"Know what you should call that," smiles Kidd Jordan when the first track of On Fire 2 has concluded. His title, "Speaking in Tongues," and the disc's title are apt, as this trio seems to conjure as much as play, imbuing each gesture with the magic that only fire brings forth, the ever and never changing essence of improvisation itself.
There's something epic about every session in which Kidd Jordan is involved; like late Coltrane, he can build mammoth structures from seemingly simple material, such as the two motives that open "Speaking in Tongues." This nearly half-hour journey inaugurates the sequel to his 2012 Engine disc, and if such comparisons are necessary, the new disc is even better. The trio is firing on all proverbial cylinders, and their in-the-moment music making is indicative of the freshness that often comes when like-minded and open-spirited veterans improvise together.
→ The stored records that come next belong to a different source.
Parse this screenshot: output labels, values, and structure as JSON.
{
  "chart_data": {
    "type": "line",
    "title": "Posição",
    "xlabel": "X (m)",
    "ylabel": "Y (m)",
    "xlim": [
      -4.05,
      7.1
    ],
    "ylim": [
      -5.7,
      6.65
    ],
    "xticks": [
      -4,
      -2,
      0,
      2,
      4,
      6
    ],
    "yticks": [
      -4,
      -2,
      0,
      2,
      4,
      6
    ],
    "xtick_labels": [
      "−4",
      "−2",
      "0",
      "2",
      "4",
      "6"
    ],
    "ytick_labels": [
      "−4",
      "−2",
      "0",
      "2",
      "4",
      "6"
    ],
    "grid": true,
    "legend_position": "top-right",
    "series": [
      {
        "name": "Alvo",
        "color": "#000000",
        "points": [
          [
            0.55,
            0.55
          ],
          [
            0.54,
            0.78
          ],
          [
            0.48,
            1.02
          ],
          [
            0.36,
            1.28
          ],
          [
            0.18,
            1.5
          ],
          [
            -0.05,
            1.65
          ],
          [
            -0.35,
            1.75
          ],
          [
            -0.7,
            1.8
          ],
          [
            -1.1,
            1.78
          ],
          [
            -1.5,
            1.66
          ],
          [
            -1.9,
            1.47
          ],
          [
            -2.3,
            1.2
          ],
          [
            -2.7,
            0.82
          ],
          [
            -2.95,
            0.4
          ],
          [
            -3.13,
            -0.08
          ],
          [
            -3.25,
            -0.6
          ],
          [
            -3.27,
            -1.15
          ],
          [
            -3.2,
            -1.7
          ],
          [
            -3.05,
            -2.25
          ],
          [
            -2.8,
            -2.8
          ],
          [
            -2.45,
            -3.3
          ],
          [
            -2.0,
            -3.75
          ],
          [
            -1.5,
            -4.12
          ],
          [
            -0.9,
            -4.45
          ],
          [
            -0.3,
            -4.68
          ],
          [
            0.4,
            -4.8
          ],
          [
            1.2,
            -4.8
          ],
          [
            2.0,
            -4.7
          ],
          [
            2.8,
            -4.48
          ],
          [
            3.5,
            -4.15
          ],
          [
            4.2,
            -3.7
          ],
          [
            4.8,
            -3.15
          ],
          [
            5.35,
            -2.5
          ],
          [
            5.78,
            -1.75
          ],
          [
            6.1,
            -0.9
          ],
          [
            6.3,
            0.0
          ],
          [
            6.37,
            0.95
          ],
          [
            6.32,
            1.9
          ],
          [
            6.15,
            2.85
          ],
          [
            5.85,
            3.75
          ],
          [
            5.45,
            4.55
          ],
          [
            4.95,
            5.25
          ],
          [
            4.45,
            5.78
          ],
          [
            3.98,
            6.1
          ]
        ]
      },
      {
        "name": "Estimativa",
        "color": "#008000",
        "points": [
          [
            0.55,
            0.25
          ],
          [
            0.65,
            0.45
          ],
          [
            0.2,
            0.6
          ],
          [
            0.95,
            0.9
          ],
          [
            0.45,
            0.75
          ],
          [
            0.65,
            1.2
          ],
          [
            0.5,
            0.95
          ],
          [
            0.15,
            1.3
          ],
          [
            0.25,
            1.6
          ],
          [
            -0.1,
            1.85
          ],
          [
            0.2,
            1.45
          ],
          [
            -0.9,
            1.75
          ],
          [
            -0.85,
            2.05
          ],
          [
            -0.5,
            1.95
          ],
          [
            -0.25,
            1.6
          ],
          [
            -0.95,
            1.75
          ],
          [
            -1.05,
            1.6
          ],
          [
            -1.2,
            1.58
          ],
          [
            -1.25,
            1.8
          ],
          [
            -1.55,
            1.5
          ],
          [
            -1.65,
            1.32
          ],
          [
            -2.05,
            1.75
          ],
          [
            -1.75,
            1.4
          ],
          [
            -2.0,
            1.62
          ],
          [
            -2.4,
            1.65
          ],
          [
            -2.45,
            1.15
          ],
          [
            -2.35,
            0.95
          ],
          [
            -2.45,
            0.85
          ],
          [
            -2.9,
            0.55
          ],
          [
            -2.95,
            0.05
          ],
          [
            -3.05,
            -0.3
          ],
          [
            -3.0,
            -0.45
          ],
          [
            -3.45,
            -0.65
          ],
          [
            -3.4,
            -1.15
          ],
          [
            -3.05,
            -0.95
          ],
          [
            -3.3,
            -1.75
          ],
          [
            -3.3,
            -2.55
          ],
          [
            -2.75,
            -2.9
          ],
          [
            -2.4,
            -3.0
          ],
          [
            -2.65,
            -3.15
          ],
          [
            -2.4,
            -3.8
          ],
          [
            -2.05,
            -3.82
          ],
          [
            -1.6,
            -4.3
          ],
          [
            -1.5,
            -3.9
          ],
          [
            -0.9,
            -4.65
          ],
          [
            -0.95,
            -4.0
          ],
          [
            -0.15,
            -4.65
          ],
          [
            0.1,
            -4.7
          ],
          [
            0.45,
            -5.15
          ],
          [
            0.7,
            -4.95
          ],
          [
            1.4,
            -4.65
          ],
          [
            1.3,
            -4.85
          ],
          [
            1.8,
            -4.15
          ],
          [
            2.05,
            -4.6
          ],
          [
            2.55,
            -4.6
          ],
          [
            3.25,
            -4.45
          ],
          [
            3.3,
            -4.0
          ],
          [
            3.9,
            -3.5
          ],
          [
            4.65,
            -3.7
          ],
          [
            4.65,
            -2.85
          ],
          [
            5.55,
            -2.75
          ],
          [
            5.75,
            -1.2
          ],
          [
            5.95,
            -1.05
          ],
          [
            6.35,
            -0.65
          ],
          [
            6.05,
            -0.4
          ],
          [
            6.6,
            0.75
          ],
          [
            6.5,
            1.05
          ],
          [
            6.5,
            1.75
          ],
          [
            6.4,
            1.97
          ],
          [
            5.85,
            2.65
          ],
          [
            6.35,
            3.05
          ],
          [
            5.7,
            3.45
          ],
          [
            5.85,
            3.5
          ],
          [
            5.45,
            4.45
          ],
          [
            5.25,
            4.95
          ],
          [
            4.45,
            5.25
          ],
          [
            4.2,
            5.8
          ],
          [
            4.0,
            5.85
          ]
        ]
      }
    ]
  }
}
The rapid-fire exchanges between Jordan and Harrison Bankhead are immediate and telepathic, a relationship that can be heard to even better advantage on the much briefer but equally poignant "Waves of Birds." There, the two players' mastery of registral interplay is astonishing, each an orchestra unto himself as rhythmic and melodic invention simply flow from fingers and through their respective instruments. As always, when Warren Smith is involved, the two longer tracks are taken to a whole new level. His approach to the drums is melodic, complementing Bankhead's spontaneous polyphony and Jordan's vast leaps from valley to peak and back again. Listen to Smith's metallic evocation as "Tongues" crackles to life, or his rim and snare dialogue with Bankhead's cello at the start of "Coming Down Blue," as Bankhead engages in a historical dialogue of his own, juxtaposing modal musings with a strong hint of Chicago blues rhetoric.
Beyond the multicultural and chronologically disparate sound-worlds these three masters create, there are my favorite moments, the moments of repose, like the point in "Coming Down Blue," where Smith's delicate cymbals and Bankhead's tender pizzicato pave the way for Jordan's entrance, a tremulous and heartbreaking reminder of his blues roots, the hard-won freedom his playing embodies, and the collaborators that support and nurture that freedom.